The idea that there are polls suggesting an outcome wildly different from what most political analysts – including many Republican strategists – are saying may not be such a big stretch, Mr. Pitney says. The difference may be in interpretation: It's possible, he says, someone looking at the same numbers might come to a different conclusion.

The answer on who was right, it can be argued, will be known only after the actual votes are cast – but even then, if the Democrats do manage to take over at least the House, Bush's advisers could still say that a week or two earlier, the data pointed in the Republicans' favor.

Among those who make a living looking at each race with as nonpartisan an eye as possible and predicting the outcome, the Democrats do appear on track to retake control of the House, maybe by just a few seats. In the 435-seat House, the Democrats need to make a net gain of just 15 seats. As of Oct. 30, one such prognosticator, Charlie Cook, sees "no ebb in the wave" favoring the Democrats and predicts that, barring a dramatic event, the GOP will lose at least 20 to 35 seats in the House and at least four in the Senate, with "five or six most likely." For the Democrats to retake the 100-seat Senate, a bigger leap than retaking the House, they need a net gain of six seats.

Stuart Rothenberg, another nonpartisan handicapper, projects Democratic gains in the House of 18 to 28 seats – or more. For the Senate, he projects Democratic gains of four to seven seats. Larry Sabato, political scientist at the University of Virginia, Charlottesville, says the Democrats will gain well more than the 15 seats needed for the House and is on the edge of taking over the Senate.

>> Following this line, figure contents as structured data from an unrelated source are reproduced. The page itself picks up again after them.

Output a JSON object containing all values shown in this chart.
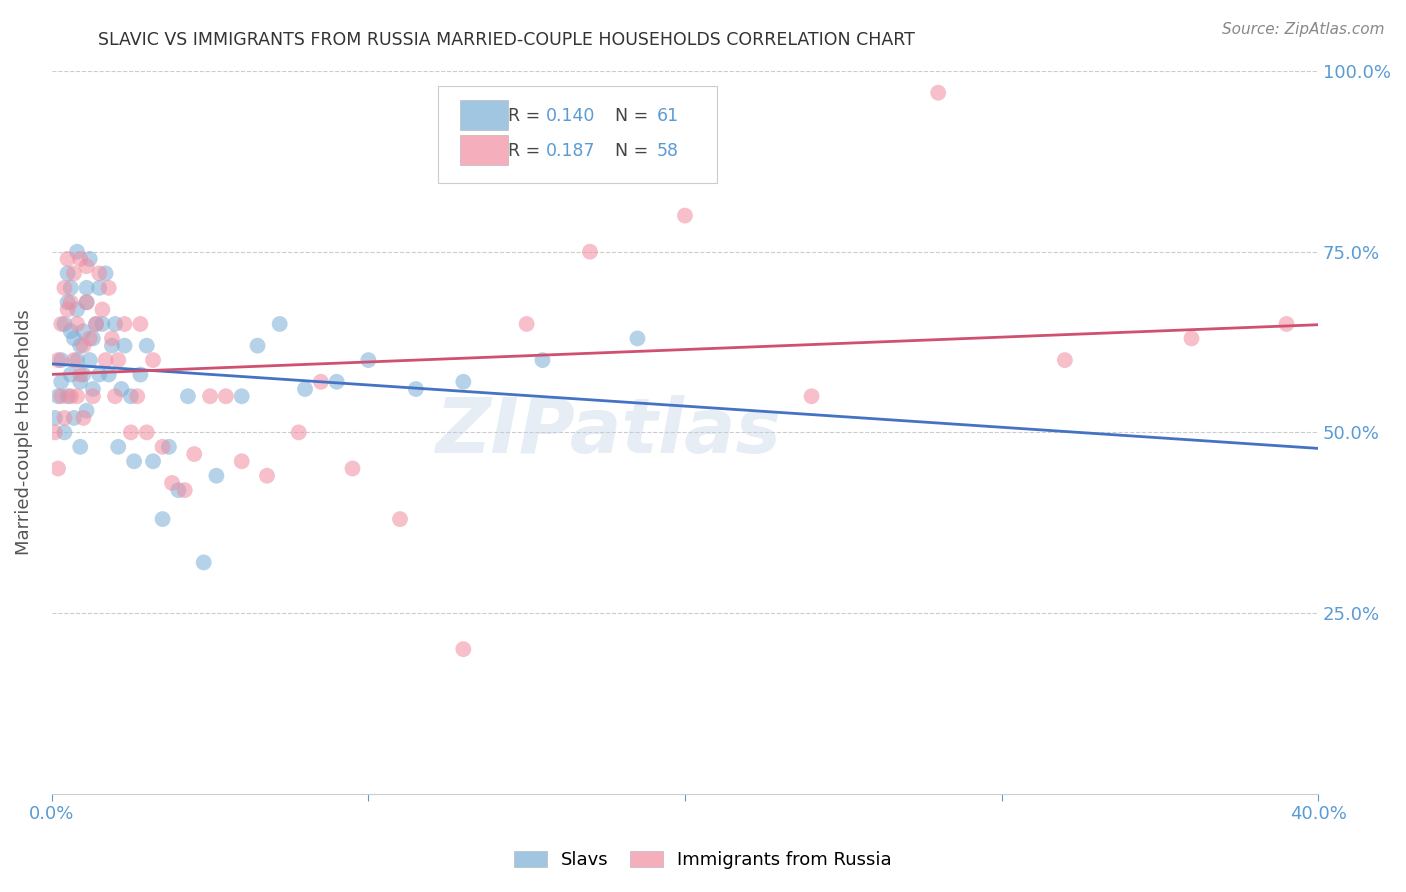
{
  "title": "SLAVIC VS IMMIGRANTS FROM RUSSIA MARRIED-COUPLE HOUSEHOLDS CORRELATION CHART",
  "source": "Source: ZipAtlas.com",
  "ylabel": "Married-couple Households",
  "xlim": [
    0.0,
    0.4
  ],
  "ylim": [
    0.0,
    1.0
  ],
  "xticks": [
    0.0,
    0.1,
    0.2,
    0.3,
    0.4
  ],
  "yticks": [
    0.25,
    0.5,
    0.75,
    1.0
  ],
  "xticklabels": [
    "0.0%",
    "",
    "",
    "",
    "40.0%"
  ],
  "yticklabels": [
    "25.0%",
    "50.0%",
    "75.0%",
    "100.0%"
  ],
  "watermark": "ZIPatlas",
  "slavs_color": "#7aaed6",
  "russia_color": "#f08ca0",
  "trendline_blue": "#4472c4",
  "trendline_pink": "#d05070",
  "background_color": "#ffffff",
  "grid_color": "#cccccc",
  "title_color": "#333333",
  "axis_label_color": "#555555",
  "tick_color": "#5b9bd5",
  "source_color": "#888888",
  "legend_r1": "0.140",
  "legend_n1": "61",
  "legend_r2": "0.187",
  "legend_n2": "58",
  "slavs_x": [
    0.001,
    0.002,
    0.003,
    0.003,
    0.004,
    0.004,
    0.005,
    0.005,
    0.005,
    0.006,
    0.006,
    0.006,
    0.007,
    0.007,
    0.008,
    0.008,
    0.008,
    0.009,
    0.009,
    0.009,
    0.01,
    0.01,
    0.011,
    0.011,
    0.011,
    0.012,
    0.012,
    0.013,
    0.013,
    0.014,
    0.015,
    0.015,
    0.016,
    0.017,
    0.018,
    0.019,
    0.02,
    0.021,
    0.022,
    0.023,
    0.025,
    0.026,
    0.028,
    0.03,
    0.032,
    0.035,
    0.037,
    0.04,
    0.043,
    0.048,
    0.052,
    0.06,
    0.065,
    0.072,
    0.08,
    0.09,
    0.1,
    0.115,
    0.13,
    0.155,
    0.185
  ],
  "slavs_y": [
    0.52,
    0.55,
    0.57,
    0.6,
    0.65,
    0.5,
    0.68,
    0.72,
    0.55,
    0.64,
    0.58,
    0.7,
    0.63,
    0.52,
    0.67,
    0.6,
    0.75,
    0.57,
    0.62,
    0.48,
    0.64,
    0.58,
    0.7,
    0.53,
    0.68,
    0.6,
    0.74,
    0.63,
    0.56,
    0.65,
    0.7,
    0.58,
    0.65,
    0.72,
    0.58,
    0.62,
    0.65,
    0.48,
    0.56,
    0.62,
    0.55,
    0.46,
    0.58,
    0.62,
    0.46,
    0.38,
    0.48,
    0.42,
    0.55,
    0.32,
    0.44,
    0.55,
    0.62,
    0.65,
    0.56,
    0.57,
    0.6,
    0.56,
    0.57,
    0.6,
    0.63
  ],
  "russia_x": [
    0.001,
    0.002,
    0.002,
    0.003,
    0.003,
    0.004,
    0.004,
    0.005,
    0.005,
    0.006,
    0.006,
    0.007,
    0.007,
    0.008,
    0.008,
    0.009,
    0.009,
    0.01,
    0.01,
    0.011,
    0.011,
    0.012,
    0.013,
    0.014,
    0.015,
    0.016,
    0.017,
    0.018,
    0.019,
    0.02,
    0.021,
    0.023,
    0.025,
    0.027,
    0.028,
    0.03,
    0.032,
    0.035,
    0.038,
    0.042,
    0.045,
    0.05,
    0.055,
    0.06,
    0.068,
    0.078,
    0.085,
    0.095,
    0.11,
    0.13,
    0.15,
    0.17,
    0.2,
    0.24,
    0.28,
    0.32,
    0.36,
    0.39
  ],
  "russia_y": [
    0.5,
    0.45,
    0.6,
    0.55,
    0.65,
    0.52,
    0.7,
    0.67,
    0.74,
    0.68,
    0.55,
    0.72,
    0.6,
    0.65,
    0.55,
    0.58,
    0.74,
    0.52,
    0.62,
    0.68,
    0.73,
    0.63,
    0.55,
    0.65,
    0.72,
    0.67,
    0.6,
    0.7,
    0.63,
    0.55,
    0.6,
    0.65,
    0.5,
    0.55,
    0.65,
    0.5,
    0.6,
    0.48,
    0.43,
    0.42,
    0.47,
    0.55,
    0.55,
    0.46,
    0.44,
    0.5,
    0.57,
    0.45,
    0.38,
    0.2,
    0.65,
    0.75,
    0.8,
    0.55,
    0.97,
    0.6,
    0.63,
    0.65
  ]
}
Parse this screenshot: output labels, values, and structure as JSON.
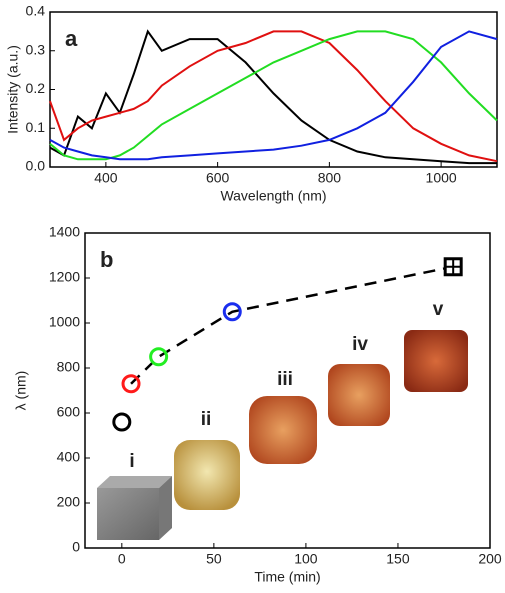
{
  "chart_data": [
    {
      "type": "line",
      "label": "a",
      "x_label": "Wavelength (nm)",
      "y_label": "Intensity (a.u.)",
      "x": [
        300,
        325,
        350,
        375,
        400,
        425,
        450,
        475,
        500,
        550,
        600,
        650,
        700,
        750,
        800,
        850,
        900,
        950,
        1000,
        1050,
        1100
      ],
      "series": [
        {
          "color": "#000000",
          "values": [
            0.05,
            0.03,
            0.13,
            0.1,
            0.19,
            0.14,
            0.24,
            0.35,
            0.3,
            0.33,
            0.33,
            0.27,
            0.19,
            0.12,
            0.07,
            0.04,
            0.025,
            0.02,
            0.015,
            0.01,
            0.01
          ]
        },
        {
          "color": "#e01010",
          "values": [
            0.17,
            0.07,
            0.1,
            0.12,
            0.13,
            0.14,
            0.15,
            0.17,
            0.21,
            0.26,
            0.3,
            0.32,
            0.35,
            0.35,
            0.32,
            0.25,
            0.17,
            0.1,
            0.06,
            0.03,
            0.015
          ]
        },
        {
          "color": "#22dd22",
          "values": [
            0.06,
            0.03,
            0.02,
            0.02,
            0.02,
            0.03,
            0.05,
            0.08,
            0.11,
            0.15,
            0.19,
            0.23,
            0.27,
            0.3,
            0.33,
            0.35,
            0.35,
            0.33,
            0.27,
            0.19,
            0.12
          ]
        },
        {
          "color": "#1020e0",
          "values": [
            0.07,
            0.05,
            0.04,
            0.03,
            0.025,
            0.02,
            0.02,
            0.02,
            0.025,
            0.03,
            0.035,
            0.04,
            0.045,
            0.055,
            0.07,
            0.1,
            0.14,
            0.22,
            0.31,
            0.35,
            0.33
          ]
        }
      ],
      "xlim": [
        300,
        1100
      ],
      "xticks": [
        400,
        600,
        800,
        1000
      ],
      "ylim": [
        0,
        0.4
      ],
      "yticks": [
        {
          "value": 0,
          "label": "0.0"
        },
        0.1,
        0.2,
        0.3,
        0.4
      ]
    },
    {
      "type": "scatter",
      "label": "b",
      "x_label": "Time (min)",
      "y_label": "λ (nm)",
      "x": [
        0,
        5,
        20,
        60,
        180
      ],
      "values": [
        560,
        730,
        850,
        1050,
        1250
      ],
      "colors": [
        "#000000",
        "#ff1a1a",
        "#22ee22",
        "#1a2eee",
        "#000000"
      ],
      "annotations": [
        {
          "text": "i",
          "color": "#000000"
        },
        {
          "text": "ii",
          "color": "#ee1a1a"
        },
        {
          "text": "iii",
          "color": "#44dd22"
        },
        {
          "text": "iv",
          "color": "#5544ee"
        },
        {
          "text": "v",
          "color": "#000000"
        }
      ],
      "xlim": [
        -20,
        200
      ],
      "xticks": [
        0,
        50,
        100,
        150,
        200
      ],
      "ylim": [
        0,
        1400
      ],
      "yticks": [
        0,
        200,
        400,
        600,
        800,
        1000,
        1200,
        1400
      ]
    }
  ]
}
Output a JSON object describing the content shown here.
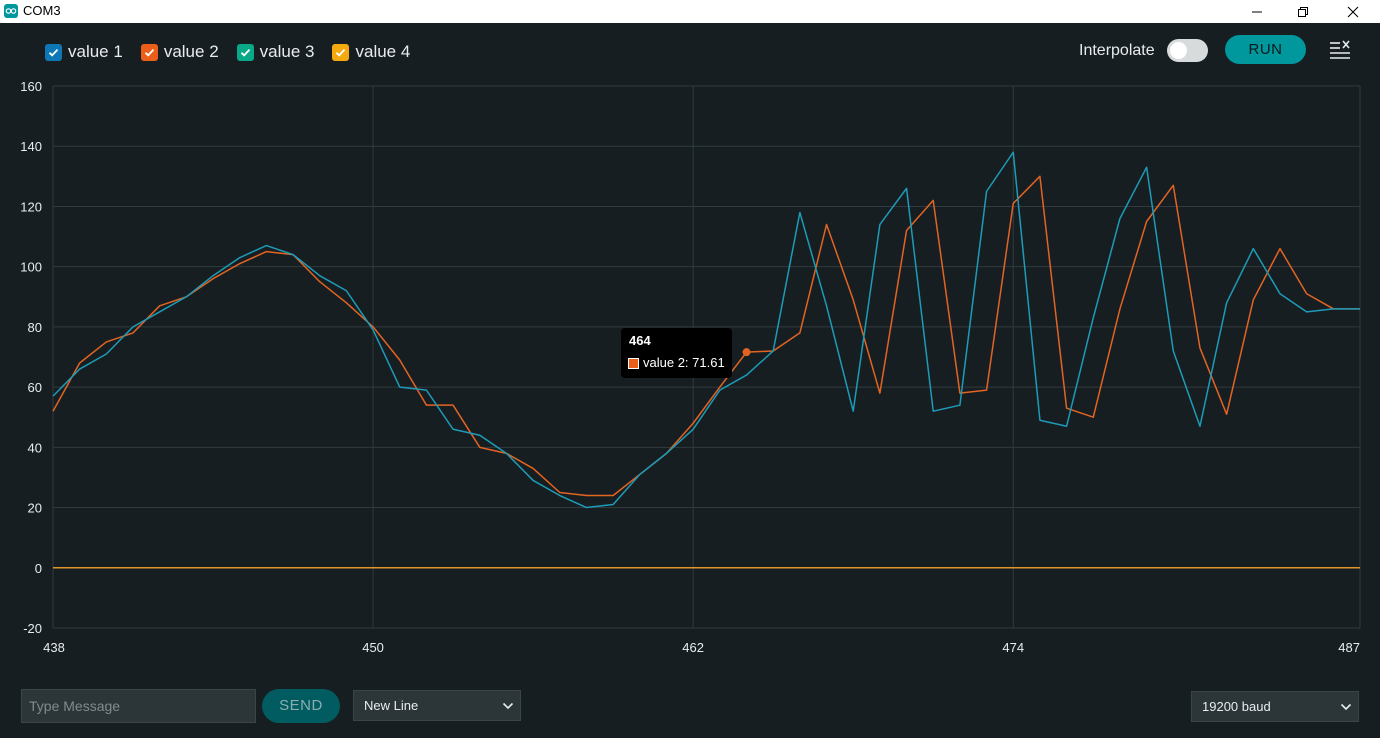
{
  "window": {
    "title": "COM3"
  },
  "legend": [
    {
      "label": "value 1",
      "color": "#0e78b6"
    },
    {
      "label": "value 2",
      "color": "#ec5f1a"
    },
    {
      "label": "value 3",
      "color": "#09a887"
    },
    {
      "label": "value 4",
      "color": "#f4aa0e"
    }
  ],
  "toolbar": {
    "interpolate_label": "Interpolate",
    "interpolate_on": false,
    "run_label": "RUN"
  },
  "chart_data": {
    "type": "line",
    "xlim": [
      438,
      487
    ],
    "ylim": [
      -20,
      160
    ],
    "x_ticks": [
      "438",
      "450",
      "462",
      "474",
      "487"
    ],
    "y_ticks": [
      "160",
      "140",
      "120",
      "100",
      "80",
      "60",
      "40",
      "20",
      "0",
      "-20"
    ],
    "grid": true,
    "x": [
      438,
      439,
      440,
      441,
      442,
      443,
      444,
      445,
      446,
      447,
      448,
      449,
      450,
      451,
      452,
      453,
      454,
      455,
      456,
      457,
      458,
      459,
      460,
      461,
      462,
      463,
      464,
      465,
      466,
      467,
      468,
      469,
      470,
      471,
      472,
      473,
      474,
      475,
      476,
      477,
      478,
      479,
      480,
      481,
      482,
      483,
      484,
      485,
      486,
      487
    ],
    "series": [
      {
        "name": "value 1",
        "color": "#1d9bb8",
        "values": [
          57,
          66,
          71,
          80,
          85,
          90,
          97,
          103,
          107,
          104,
          97,
          92,
          79,
          60,
          59,
          46,
          44,
          38,
          29,
          24,
          20,
          21,
          31,
          38,
          46,
          59,
          64,
          72,
          118,
          87,
          52,
          114,
          126,
          52,
          54,
          125,
          138,
          49,
          47,
          83,
          116,
          133,
          72,
          47,
          88,
          106,
          91,
          85,
          86,
          86
        ]
      },
      {
        "name": "value 2",
        "color": "#e26423",
        "values": [
          52,
          68,
          75,
          78,
          87,
          90,
          96,
          101,
          105,
          104,
          95,
          88,
          80,
          69,
          54,
          54,
          40,
          38,
          33,
          25,
          24,
          24,
          31,
          38,
          48,
          60,
          71.61,
          72,
          78,
          114,
          89,
          58,
          112,
          122,
          58,
          59,
          121,
          130,
          53,
          50,
          86,
          115,
          127,
          73,
          51,
          89,
          106,
          91,
          86,
          86
        ]
      },
      {
        "name": "value 3",
        "values": [
          57,
          66,
          71,
          80,
          85,
          90,
          97,
          103,
          107,
          104,
          97,
          92,
          79,
          60,
          59,
          46,
          44,
          38,
          29,
          24,
          20,
          21,
          31,
          38,
          46,
          59,
          64,
          72,
          118,
          87,
          52,
          114,
          126,
          52,
          54,
          125,
          138,
          49,
          47,
          83,
          116,
          133,
          72,
          47,
          88,
          106,
          91,
          85,
          86,
          86
        ]
      },
      {
        "name": "value 4",
        "color": "#e0952c",
        "values": [
          0,
          0,
          0,
          0,
          0,
          0,
          0,
          0,
          0,
          0,
          0,
          0,
          0,
          0,
          0,
          0,
          0,
          0,
          0,
          0,
          0,
          0,
          0,
          0,
          0,
          0,
          0,
          0,
          0,
          0,
          0,
          0,
          0,
          0,
          0,
          0,
          0,
          0,
          0,
          0,
          0,
          0,
          0,
          0,
          0,
          0,
          0,
          0,
          0,
          0
        ]
      }
    ],
    "tooltip": {
      "title": "464",
      "text": "value 2: 71.61",
      "series": "value 2",
      "x": 464,
      "y": 71.61
    }
  },
  "footer": {
    "message_placeholder": "Type Message",
    "send_label": "SEND",
    "line_ending": "New Line",
    "baud": "19200 baud"
  }
}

Still, no pundit makes predictions without a caveat. The latest bump for the Democrats came Monday with a comment by John Kerry, the Democrats' 2004 presidential nominee, that was interpreted as a slight against US troops in Iraq. Sen. Kerry said, "Education, if you make the most of it, you study hard, you do your homework and you make an effort to be smart, you can do well. And if you don't, you get stuck in Iraq." Kerry called it a botched joke.

The controversy has put Kerry back in the middle of GOP campaign rhetoric at a time when Democrats would rather be focusing on Republicans vulnerabilities. But at least, some Democrats say, it keeps the focus on Iraq – the No. 1 issue for voters and a net negative for Republican candidates.

Ultimately, Republicans point to several factors that could make the difference on election day: The Democratic "wave" has been a long time in building, and no Republican incumbent can be caught off guard – unlike in 1994, when the Democrats were swept out of power in Congress in a wave they did not see coming. Republicans maintain a funding advantage. At the end of August, in 30 of the most competitive races, Republicans had $33 million cash on hand versus $14 million for the Democrats, says Rove. The Republicans also tout their so-called 72-hour turnout operation. There have been reports of greater early-voting turnout by Republicans than by Democrats.

"Those are all the strengths of a Republican team," says GOP pollster Whit Ayres. "They have not said the climate is favorable or that the odds favor them or that there's not a bigger challenge ahead." But, he adds, if the Democrats don't retake the House next Tuesday, "they should hang it up as a political party. If they can't win in this climate, when can they win?"